The major problem with Sets as it stands is not enough liquidity, or to put that in layman's language, not enough people using it. Little more than 30 per cent of trading volume is at present passing through the new order book. The rest is taking place either off market altogether or through a grossly unfair and inadequate version of the old quote driven system. The big market makers are as a consequence making money as never before. For them what has happened is the perfect outcome. The new system doesn't work, which means everyone has to fall back on the old one. But the onerous obligations of the old system on market makers have since been abandoned. Party time.

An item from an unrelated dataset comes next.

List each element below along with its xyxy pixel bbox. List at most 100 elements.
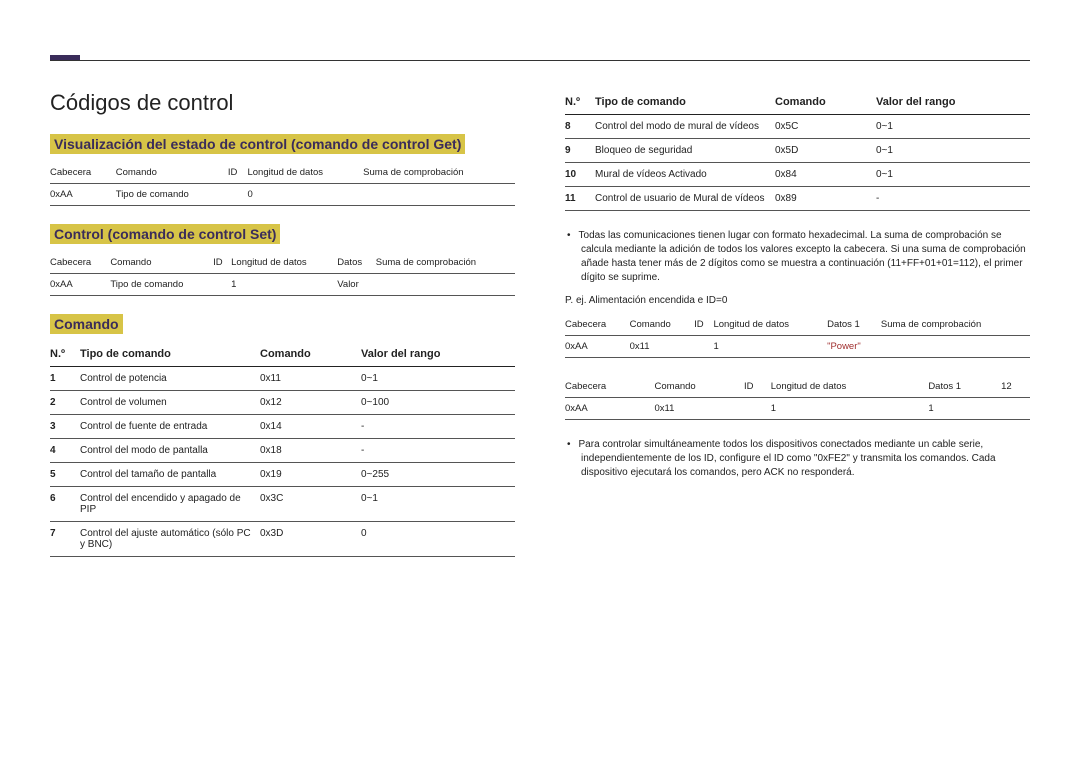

How then to get the institutions to start using the new system in sufficient quantities? One of their major gripes is that trading on Sets is transparent and it is therefore immediately apparent who's buying and selling stock. For example, if you want to find out who's trying to sell that big line of BTR shares you can see on the screen, all you have to do is buy a few and you'll immediately be told the name of the seller. Because big buyers and sellers do not like to give away their hand, the effect of this is to drive them off market where their identity is likely to remain secret for that little bit longer.

So why doesn't the stock exchange introduce post-trade anonymity, so- called "blind" trading? Perhaps the most convincing argument why not is credit risk. There is a degree of comfort that accompanies the knowledge that you've bought your shares from one of the world's largest investment houses and not from Joe Sixpack in the back end of beyond.

Dig a little deeper, however, and there appears no good reason, other than the spirit of glasnost, for such transparency. First of all, the exchange applies strict capital adequacy rules to its members, so in the end it doesn't really matter who you are dealing with. Second, there is an insurance policy that covers all exchange members in the case of default. Finally, the exchange could solve the credit risk problem once and for all by acting as a central counterparty - essentially guaranteeing trades - although this could be a complex and costly solution.

A move to blind trading would go some way towards appeasing the major houses. The present situation is such a fiasco that the stock exchange certainly has to do something. Blind trading looks like the neatest way of salvaging something from the wreckage.